There are three ways to submit a photo:
o Drop it off at The Herald-Mail office at 100 Summit Ave. in Hagerstown.
o Mail it to The Herald-Mail Co., c/o Lifestyle, P.O. Box 439, Hagerstown, MD 21741.
o E-mail it to lifestyle@herald-mail.com with "submitted photo" in the subject line.
With the photo, give us your name, a daytime phone number and a brief description of the story behind the photo. Please include a stamped, self-addressed envelope if you mail us your photo and you want it returned.

"While taking photos at Renfrew Park in Waynesboro (Pa.) early one morning I found this bee 'getting breakfast.' This was the most cooperative bee. Initially, I was not going to photograph it because I felt that by the time I switched lens and composed the shot the bee would move to another flower. Not this bee, it alighted on a blossom and remained," wrote Doris Burdick, 65, of Greencastle, Pa., in an e-mail.
"Well, you know summer is finally over when you see woolly bears.

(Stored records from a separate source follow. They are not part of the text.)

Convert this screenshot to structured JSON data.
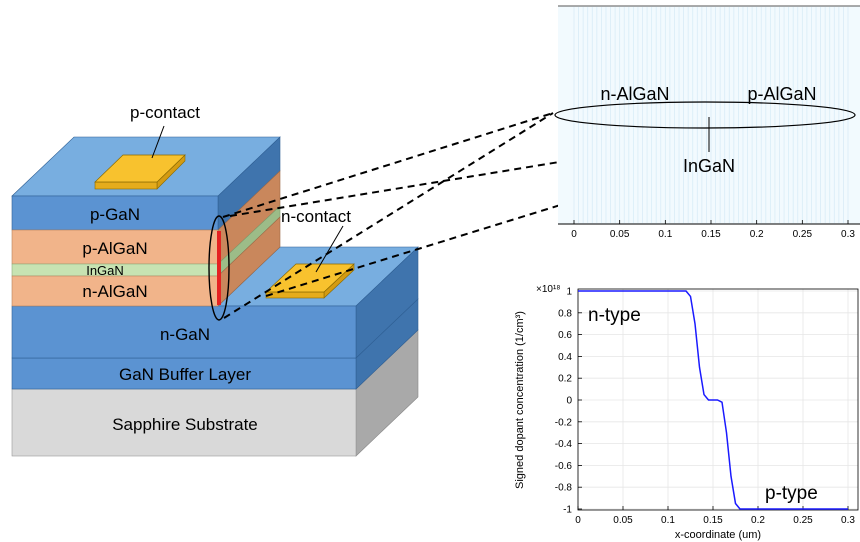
{
  "device": {
    "layers": {
      "p_gan": "p-GaN",
      "p_algan": "p-AlGaN",
      "ingan": "InGaN",
      "n_algan": "n-AlGaN",
      "n_gan": "n-GaN",
      "buffer": "GaN Buffer Layer",
      "substrate": "Sapphire Substrate"
    },
    "contacts": {
      "p_contact": "p-contact",
      "n_contact": "n-contact"
    },
    "colors": {
      "gan_front": "#5b93d2",
      "gan_top": "#78aee0",
      "gan_side": "#3f74ad",
      "algan_front": "#f1b48a",
      "algan_side": "#c9875c",
      "ingan_front": "#c7e3b2",
      "ingan_side": "#9cbc88",
      "substrate_front": "#d9d9d9",
      "substrate_side": "#a9a9a9",
      "contact": "#f8c22e",
      "highlight_bar": "#e52222"
    }
  },
  "zoom_panel": {
    "labels": {
      "n_algan": "n-AlGaN",
      "p_algan": "p-AlGaN",
      "ingan": "InGaN"
    },
    "x_ticks": [
      "0",
      "0.05",
      "0.1",
      "0.15",
      "0.2",
      "0.25",
      "0.3"
    ]
  },
  "chart_data": {
    "type": "line",
    "xlabel": "x-coordinate (um)",
    "ylabel": "Signed dopant concentration (1/cm³)",
    "y_multiplier": "×10¹⁸",
    "xlim": [
      0,
      0.3
    ],
    "ylim": [
      -1,
      1
    ],
    "x_ticks": [
      "0",
      "0.05",
      "0.1",
      "0.15",
      "0.2",
      "0.25",
      "0.3"
    ],
    "y_ticks": [
      "1",
      "0.8",
      "0.6",
      "0.4",
      "0.2",
      "0",
      "-0.2",
      "-0.4",
      "-0.6",
      "-0.8",
      "-1"
    ],
    "annotations": [
      "n-type",
      "p-type"
    ],
    "grid": true,
    "series": [
      {
        "color": "#1a1aff",
        "x": [
          0,
          0.12,
          0.125,
          0.13,
          0.135,
          0.14,
          0.145,
          0.15,
          0.155,
          0.16,
          0.165,
          0.17,
          0.175,
          0.18,
          0.3
        ],
        "y": [
          1,
          1,
          0.95,
          0.7,
          0.3,
          0.05,
          0,
          0,
          0,
          -0.02,
          -0.3,
          -0.7,
          -0.95,
          -1,
          -1
        ]
      }
    ]
  }
}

My son and I were out mowing grass when I almost ran over him! So we picked him up and decided to take a few pictures of him. Then my son Chaise said it's time to let you go ... and he put him in a tree," wrote Melissa Smith, who lives west of Hagerstown.

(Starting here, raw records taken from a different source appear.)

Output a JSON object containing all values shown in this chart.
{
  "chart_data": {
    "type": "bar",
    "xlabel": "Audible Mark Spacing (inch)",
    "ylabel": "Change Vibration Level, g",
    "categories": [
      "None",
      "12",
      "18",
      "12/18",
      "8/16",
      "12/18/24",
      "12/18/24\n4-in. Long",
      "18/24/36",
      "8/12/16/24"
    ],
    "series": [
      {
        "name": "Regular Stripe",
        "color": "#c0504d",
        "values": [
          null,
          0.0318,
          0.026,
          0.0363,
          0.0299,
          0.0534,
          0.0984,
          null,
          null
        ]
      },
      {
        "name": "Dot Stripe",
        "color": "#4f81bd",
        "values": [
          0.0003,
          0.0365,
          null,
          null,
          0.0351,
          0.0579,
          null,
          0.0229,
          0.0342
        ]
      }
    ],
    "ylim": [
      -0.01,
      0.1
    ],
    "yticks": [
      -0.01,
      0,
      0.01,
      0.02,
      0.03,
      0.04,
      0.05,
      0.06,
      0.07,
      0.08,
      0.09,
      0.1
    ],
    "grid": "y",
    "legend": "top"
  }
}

Thelma Wagner, who lives east of Hancock, used a Kodak EasyShare to photograph this praying mantis on a tree behind her clothesline in mid-October. "Last year, while hanging up clothes, I took a picture of a small green snake in the same tree ... I now call it my posing tree," she wrote in an e-mail.
Joe Wojcicky, 61, of Marlowe, W.Va., photographed this moth with a 3 1/2-inch wingspan in July in his backyard, then saw some information about this species, an Io, in his Birds & Blooms magazine. The "eyes" on its back are used to scare away its predators, he wrote. The moths die in about a week. They have no mouths.
Jim Davis, of State Line, Pa., was cutting bee balm in his flower garden around early October when he noticed this praying mantis sitting on a rock. "I used my Nikon Coolpix S550 for the shot. I thought the praying mantis was getting a little irritated by the way he was staring at me," Davis wrote in an e-mail.
John Winger used his Blackberry phone to catch this praying mantis near Hagerstown's City Park on Sept. 7. "This praying mantis hitched a ride on my wife's bag. After a brief flight, she (the mantis) landed on the greenery. She was heavy with expectant young," Winger wrote.
Patty Murray, 43, of McConnellsburg, Pa., used a Polaroid digital camera on Sept. 4 to photograph this stick bug, which was about 3 inches long. The bug was under the deck on the side of the dog's water dish. "That was the biggest stick bug I've ever seen," Murray wrote.